Zawsze lubiłem wodę, czułem do niej jakby zrozumienienie, o ile można ją jakolwiek pojąć.
Myślę że ta sztuka mi się udała. Kocham ją bardziej niż wszystko na świecie. To uczucie gdy wlewasz ją w rozgrzane ciało a ona rozlewa wewnątrz przynosząc ukojenie.
Nigdy nie wyrządziła mi krzywdy, zawsze była dla mnie dobra, lecz nieuchwytna jak piękna kobieta.
Lubię jej obecność, czy zdarzyło ci się kiedyś rozmawiać z wodą w szklance?
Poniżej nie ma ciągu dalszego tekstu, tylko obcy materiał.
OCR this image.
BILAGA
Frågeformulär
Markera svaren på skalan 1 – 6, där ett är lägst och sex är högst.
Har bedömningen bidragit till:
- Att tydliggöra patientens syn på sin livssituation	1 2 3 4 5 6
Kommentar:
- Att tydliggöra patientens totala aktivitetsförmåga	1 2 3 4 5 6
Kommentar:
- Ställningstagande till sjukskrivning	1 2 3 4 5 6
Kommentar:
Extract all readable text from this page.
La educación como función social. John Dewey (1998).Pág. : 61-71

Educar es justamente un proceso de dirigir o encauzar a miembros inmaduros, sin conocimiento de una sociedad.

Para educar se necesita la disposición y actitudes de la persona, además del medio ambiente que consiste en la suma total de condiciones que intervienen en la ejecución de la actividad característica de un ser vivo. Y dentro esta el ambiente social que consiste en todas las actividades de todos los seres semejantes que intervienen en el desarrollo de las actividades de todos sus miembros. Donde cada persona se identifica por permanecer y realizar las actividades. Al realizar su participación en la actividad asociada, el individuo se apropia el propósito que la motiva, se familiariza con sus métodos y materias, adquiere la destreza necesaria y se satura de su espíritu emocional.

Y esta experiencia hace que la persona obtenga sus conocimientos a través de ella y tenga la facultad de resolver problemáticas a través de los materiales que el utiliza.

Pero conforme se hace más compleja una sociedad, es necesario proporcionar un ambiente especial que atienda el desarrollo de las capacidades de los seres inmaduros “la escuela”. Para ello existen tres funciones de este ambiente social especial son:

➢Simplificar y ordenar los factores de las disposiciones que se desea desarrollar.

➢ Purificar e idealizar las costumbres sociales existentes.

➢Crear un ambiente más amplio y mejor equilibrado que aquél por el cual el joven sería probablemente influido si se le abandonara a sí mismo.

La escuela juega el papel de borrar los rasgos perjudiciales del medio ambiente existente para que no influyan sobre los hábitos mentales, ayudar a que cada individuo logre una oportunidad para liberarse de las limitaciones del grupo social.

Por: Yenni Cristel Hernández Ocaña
A mi owszem.
Przybierała wtedy postać dziewczyny, pięknej o jednym oku zielonym niczym szafir a drugim jak szmaragd. O ciemnych niczym kruk włosach, wiedziałem iż jest jedynie efektem mych wyobrażeń lecz niemal czułem dotyk jej dłoni, czułem krople wody które zostawiała na mym ciele. Tak piękna i ulotna.
Pozostała na zawsze w sferze mych marzeń. Reprezentowała coś co zawsze chciałem mieć lecz podświadomie przed tym uciekałem, wolałem gonić niż złapać me marzenia.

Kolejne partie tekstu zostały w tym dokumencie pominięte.